Çocuğun işitme testi: neden yapmaya değer?
Çocuklarda işitme sorunları: nedenleri ve önlenmesi
Mutlak işitme testi
Hatta böyle bir testi çevrimiçi olarak bile gerçekleştirebilirsiniz. İlk önce birkaç müzik parçasını dinlemeniz ve ardından örneğin:
- sahadaki farklılıkları tanımlama;
- melodiyi tekrarlayın;
- tekrarla - ritmi alkışla;
- vizyondaki sahte olanı yeniden üretin, yani müzik parçalarını geometrik şekillere göre ayarlayın;
- o anda çalan enstrüman sayısını tahmin edin.

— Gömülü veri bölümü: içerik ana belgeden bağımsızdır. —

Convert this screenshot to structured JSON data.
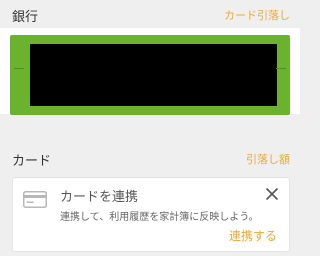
{
  "bank_section": {
    "title": "銀行",
    "action_label": "カード引落し"
  },
  "card_section": {
    "title": "カード",
    "action_label": "引落し額"
  },
  "connect_card": {
    "title": "カードを連携",
    "description": "連携して、利用履歴を家計簿に反映しよう。",
    "link_label": "連携する",
    "icon": "credit-card-icon",
    "close_icon": "close-icon"
  },
  "colors": {
    "accent": "#f0a830",
    "bank_frame": "#6bb22e",
    "background": "#efefef"
  }
}
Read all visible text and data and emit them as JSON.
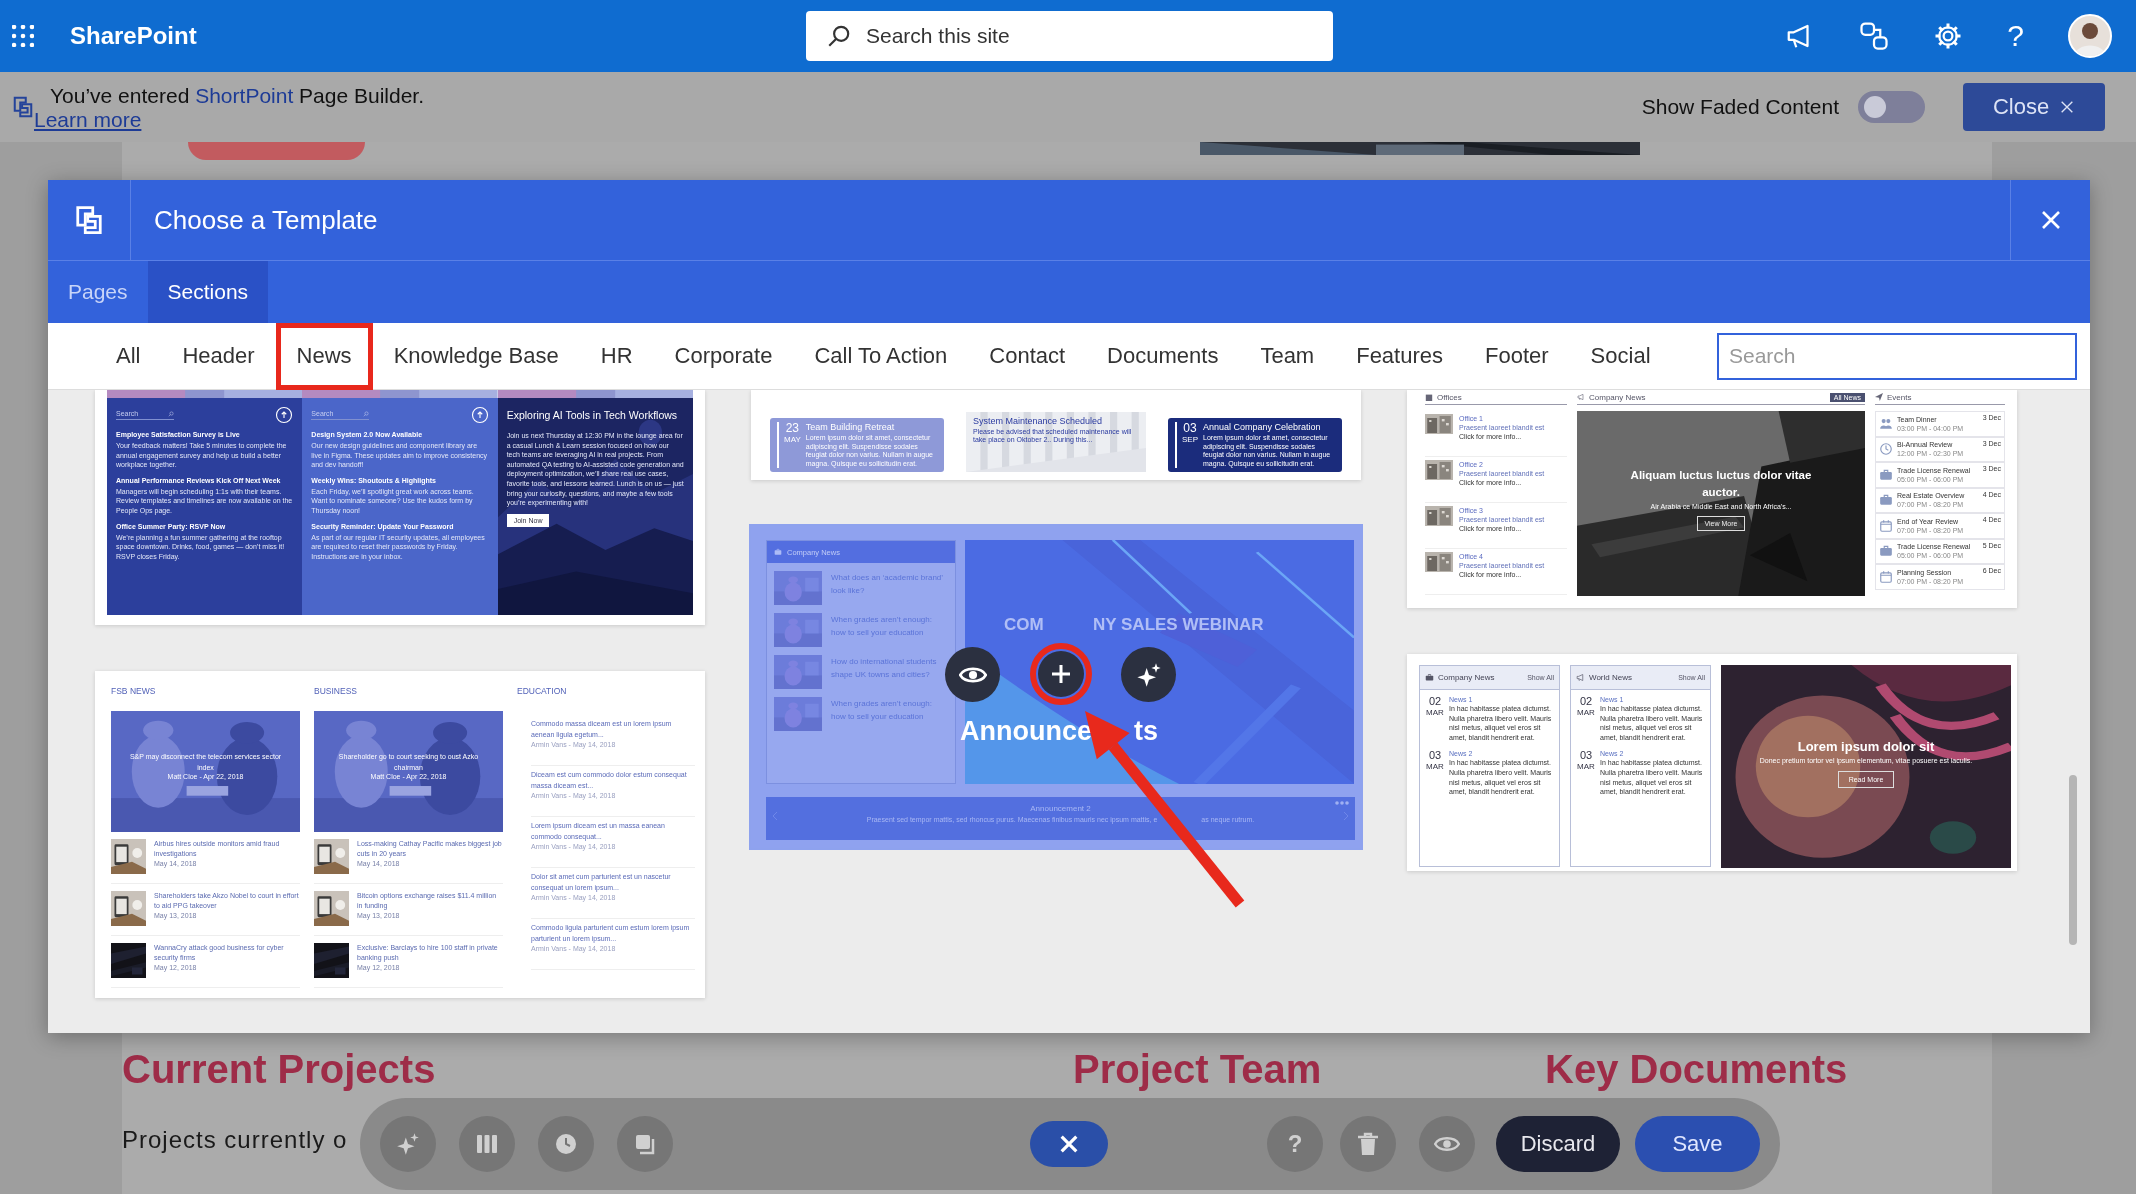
{
  "top_bar": {
    "app_name": "SharePoint",
    "search": {
      "placeholder": "Search this site"
    },
    "help": "?"
  },
  "notice": {
    "message": "You’ve entered **ShortPoint** Page Builder.",
    "link": "Learn more",
    "toggle": {
      "label": "Show Faded Content",
      "on": false
    },
    "close_button": "Close"
  },
  "back_page": {
    "headings": [
      "Current Projects",
      "Project Team",
      "Key Documents"
    ],
    "text": "Projects currently o"
  },
  "dialog": {
    "title": "Choose a Template",
    "tabs": [
      {
        "label": "Pages",
        "selected": false
      },
      {
        "label": "Sections",
        "selected": true
      }
    ],
    "categories": [
      {
        "label": "All",
        "highlighted": false
      },
      {
        "label": "Header",
        "highlighted": false
      },
      {
        "label": "News",
        "highlighted": true
      },
      {
        "label": "Knowledge Base",
        "highlighted": false
      },
      {
        "label": "HR",
        "highlighted": false
      },
      {
        "label": "Corporate",
        "highlighted": false
      },
      {
        "label": "Call To Action",
        "highlighted": false
      },
      {
        "label": "Contact",
        "highlighted": false
      },
      {
        "label": "Documents",
        "highlighted": false
      },
      {
        "label": "Team",
        "highlighted": false
      },
      {
        "label": "Features",
        "highlighted": false
      },
      {
        "label": "Footer",
        "highlighted": false
      },
      {
        "label": "Social",
        "highlighted": false
      }
    ],
    "search": {
      "placeholder": "Search"
    },
    "template_columns": [
      {
        "templates": [
          {
            "kind": "news-columns",
            "hovered": false,
            "columns": [
              {
                "search_placeholder": "Search",
                "items": [
                  {
                    "title": "Employee Satisfaction Survey is Live",
                    "body": "Your feedback matters! Take 5 minutes to complete the annual engagement survey and help us build a better workplace together."
                  },
                  {
                    "title": "Annual Performance Reviews Kick Off Next Week",
                    "body": "Managers will begin scheduling 1:1s with their teams. Review templates and timelines are now available on the People Ops page."
                  },
                  {
                    "title": "Office Summer Party: RSVP Now",
                    "body": "We’re planning a fun summer gathering at the rooftop space downtown. Drinks, food, games — don’t miss it! RSVP closes Friday."
                  }
                ]
              },
              {
                "search_placeholder": "Search",
                "items": [
                  {
                    "title": "Design System 2.0 Now Available",
                    "body": "Our new design guidelines and component library are live in Figma. These updates aim to improve consistency and dev handoff!"
                  },
                  {
                    "title": "Weekly Wins: Shoutouts & Highlights",
                    "body": "Each Friday, we’ll spotlight great work across teams. Want to nominate someone? Use the kudos form by Thursday noon!"
                  },
                  {
                    "title": "Security Reminder: Update Your Password",
                    "body": "As part of our regular IT security updates, all employees are required to reset their passwords by Friday. Instructions are in your inbox."
                  }
                ]
              }
            ],
            "feature": {
              "title": "Exploring AI Tools in Tech Workflows",
              "body": "Join us next Thursday at 12:30 PM in the lounge area for a casual Lunch & Learn session focused on how our tech teams are leveraging AI in real projects. From automated QA testing to AI-assisted code generation and deployment optimization, we’ll share real use cases, favorite tools, and lessons learned. Lunch is on us — just bring your curiosity, questions, and maybe a few tools you’re experimenting with!",
              "button": "Join Now"
            }
          },
          {
            "kind": "category-news",
            "hovered": false,
            "sections": [
              {
                "title": "FSB NEWS",
                "feature": {
                  "title": "S&P may disconnect the telecom services sector index",
                  "meta": "Matt Cloe - Apr 22, 2018"
                },
                "items": [
                  {
                    "title": "Airbus hires outside monitors amid fraud investigations",
                    "date": "May 14, 2018"
                  },
                  {
                    "title": "Shareholders take Akzo Nobel to court in effort to aid PPG takeover",
                    "date": "May 13, 2018"
                  },
                  {
                    "title": "WannaCry attack good business for cyber security firms",
                    "date": "May 12, 2018"
                  }
                ]
              },
              {
                "title": "BUSINESS",
                "feature": {
                  "title": "Shareholder go to court seeking to oust Azko chairman",
                  "meta": "Matt Cloe - Apr 22, 2018"
                },
                "items": [
                  {
                    "title": "Loss-making Cathay Pacific makes biggest job cuts in 20 years",
                    "date": "May 14, 2018"
                  },
                  {
                    "title": "Bitcoin options exchange raises $11.4 million in funding",
                    "date": "May 13, 2018"
                  },
                  {
                    "title": "Exclusive: Barclays to hire 100 staff in private banking push",
                    "date": "May 12, 2018"
                  }
                ]
              },
              {
                "title": "EDUCATION",
                "items": [
                  {
                    "title": "Commodo massa diceam est un lorem ipsum aenean ligula egetum...",
                    "date": "Armin Vans - May 14, 2018"
                  },
                  {
                    "title": "Diceam est cum commodo dolor estum consequat massa diceam est...",
                    "date": "Armin Vans - May 14, 2018"
                  },
                  {
                    "title": "Lorem ipsum diceam est un massa eanean commodo consequat...",
                    "date": "Armin Vans - May 14, 2018"
                  },
                  {
                    "title": "Dolor sit amet cum parturient est un nascetur consequat un lorem ipsum...",
                    "date": "Armin Vans - May 14, 2018"
                  },
                  {
                    "title": "Commodo ligula parturient cum estum lorem ipsum parturient un lorem ipsum...",
                    "date": "Armin Vans - May 14, 2018"
                  }
                ]
              }
            ]
          }
        ]
      },
      {
        "templates": [
          {
            "kind": "event-cards",
            "hovered": false,
            "events": [
              {
                "kind": "tinted",
                "day": "23",
                "month": "MAY",
                "title": "Team Building Retreat",
                "body": "Lorem ipsum dolor sit amet, consectetur adipiscing elit. Suspendisse sodales feugiat dolor non varius. Nullam in augue magna. Quisque eu sollicitudin erat."
              },
              {
                "title": "System Maintenance Scheduled",
                "body": "Please be advised that scheduled maintenance will take place on Oktober 2.. During this..."
              },
              {
                "kind": "dark",
                "day": "03",
                "month": "SEP",
                "title": "Annual Company Celebration",
                "body": "Lorem ipsum dolor sit amet, consectetur adipiscing elit. Suspendisse sodales feugiat dolor non varius. Nullam in augue magna. Quisque eu sollicitudin erat."
              }
            ]
          },
          {
            "kind": "news-banner",
            "hovered": true,
            "callout": true,
            "news": {
              "title": "Company News",
              "items": [
                {
                  "title": "What does an ‘academic brand’ look like?"
                },
                {
                  "title": "When grades aren’t enough: how to sell your education"
                },
                {
                  "title": "How do international students shape UK towns and cities?"
                },
                {
                  "title": "When grades aren’t enough: how to sell your education"
                }
              ]
            },
            "banner": {
              "title_parts": [
                "COM",
                "NY SALES WEBINAR"
              ],
              "heading_parts": [
                "Announce",
                "ts"
              ]
            },
            "announcement": {
              "title": "Announcement 2",
              "body_parts": [
                "Praesent sed tempor mattis, sed rhoncus purus. Maecenas finibus mauris nec ipsum mattis, e",
                "as neque rutrum."
              ]
            }
          }
        ]
      },
      {
        "templates": [
          {
            "kind": "offices-news-events",
            "hovered": false,
            "offices": {
              "title": "Offices",
              "items": [
                {
                  "name": "Office 1",
                  "subtitle": "Praesent laoreet blandit est",
                  "link": "Click for more info..."
                },
                {
                  "name": "Office 2",
                  "subtitle": "Praesent laoreet blandit est",
                  "link": "Click for more info..."
                },
                {
                  "name": "Office 3",
                  "subtitle": "Praesent laoreet blandit est",
                  "link": "Click for more info..."
                },
                {
                  "name": "Office 4",
                  "subtitle": "Praesent laoreet blandit est",
                  "link": "Click for more info..."
                }
              ]
            },
            "news": {
              "title": "Company News",
              "badge": "All News",
              "headline": "Aliquam luctus luctus dolor vitae auctor.",
              "caption": "Air Arabia ce Middle East and North Africa's...",
              "button": "View More"
            },
            "events": {
              "title": "Events",
              "items": [
                {
                  "kind": "people",
                  "name": "Team Dinner",
                  "time": "03:00 PM - 04:00 PM",
                  "date": "3 Dec"
                },
                {
                  "kind": "clock",
                  "name": "Bi-Annual Review",
                  "time": "12:00 PM - 02:30 PM",
                  "date": "3 Dec"
                },
                {
                  "kind": "briefcase",
                  "name": "Trade License Renewal",
                  "time": "05:00 PM - 06:00 PM",
                  "date": "3 Dec"
                },
                {
                  "kind": "briefcase",
                  "name": "Real Estate Overview",
                  "time": "07:00 PM - 08:20 PM",
                  "date": "4 Dec"
                },
                {
                  "kind": "calendar",
                  "name": "End of Year Review",
                  "time": "07:00 PM - 08:20 PM",
                  "date": "4 Dec"
                },
                {
                  "kind": "briefcase",
                  "name": "Trade License Renewal",
                  "time": "05:00 PM - 06:00 PM",
                  "date": "5 Dec"
                },
                {
                  "kind": "calendar",
                  "name": "Planning Session",
                  "time": "07:00 PM - 08:20 PM",
                  "date": "6 Dec"
                }
              ]
            }
          },
          {
            "kind": "news-feature",
            "hovered": false,
            "panels": [
              {
                "title": "Company News",
                "link": "Show All",
                "items": [
                  {
                    "day": "02",
                    "month": "MAR",
                    "title": "News 1",
                    "body": "In hac habitasse platea dictumst. Nulla pharetra libero velit. Mauris nisl metus, aliquet vel eros sit amet, blandit hendrerit erat."
                  },
                  {
                    "day": "03",
                    "month": "MAR",
                    "title": "News 2",
                    "body": "In hac habitasse platea dictumst. Nulla pharetra libero velit. Mauris nisl metus, aliquet vel eros sit amet, blandit hendrerit erat."
                  }
                ]
              },
              {
                "title": "World News",
                "link": "Show All",
                "items": [
                  {
                    "day": "02",
                    "month": "MAR",
                    "title": "News 1",
                    "body": "In hac habitasse platea dictumst. Nulla pharetra libero velit. Mauris nisl metus, aliquet vel eros sit amet, blandit hendrerit erat."
                  },
                  {
                    "day": "03",
                    "month": "MAR",
                    "title": "News 2",
                    "body": "In hac habitasse platea dictumst. Nulla pharetra libero velit. Mauris nisl metus, aliquet vel eros sit amet, blandit hendrerit erat."
                  }
                ]
              }
            ],
            "feature": {
              "title": "Lorem ipsum dolor sit",
              "body": "Donec pretium tortor vel ipsum elementum, vitae posuere est iaculis.",
              "button": "Read More"
            }
          }
        ]
      }
    ]
  },
  "toolbar": {
    "help": "?",
    "discard": "Discard",
    "save": "Save"
  }
}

Uzak Doğu'da mutlak işitme Batı'dakinden çok daha yaygındır. Çin müzik üniversitelerindeki öğrencilerin yarısından fazlasında ve Japonlarda yüzde 70'e varan oranda buna sahipken, Amerikalı öğrenciler arasında bu yüzde yüzde 10 ve Avrupalı öğrenciler - sadece yüzde 3.
Bu orantısızlık, Asyalıların 3 yaşından büyük çocukları içeren modern müzik eğitimi yöntemleriyle açıklanmaktadır. Amerika'da müzik eğitimi alan Asyalı çocukların bu konuda Amerikalılardan daha yetenekli olmadıklarını da belirtmekte fayda var.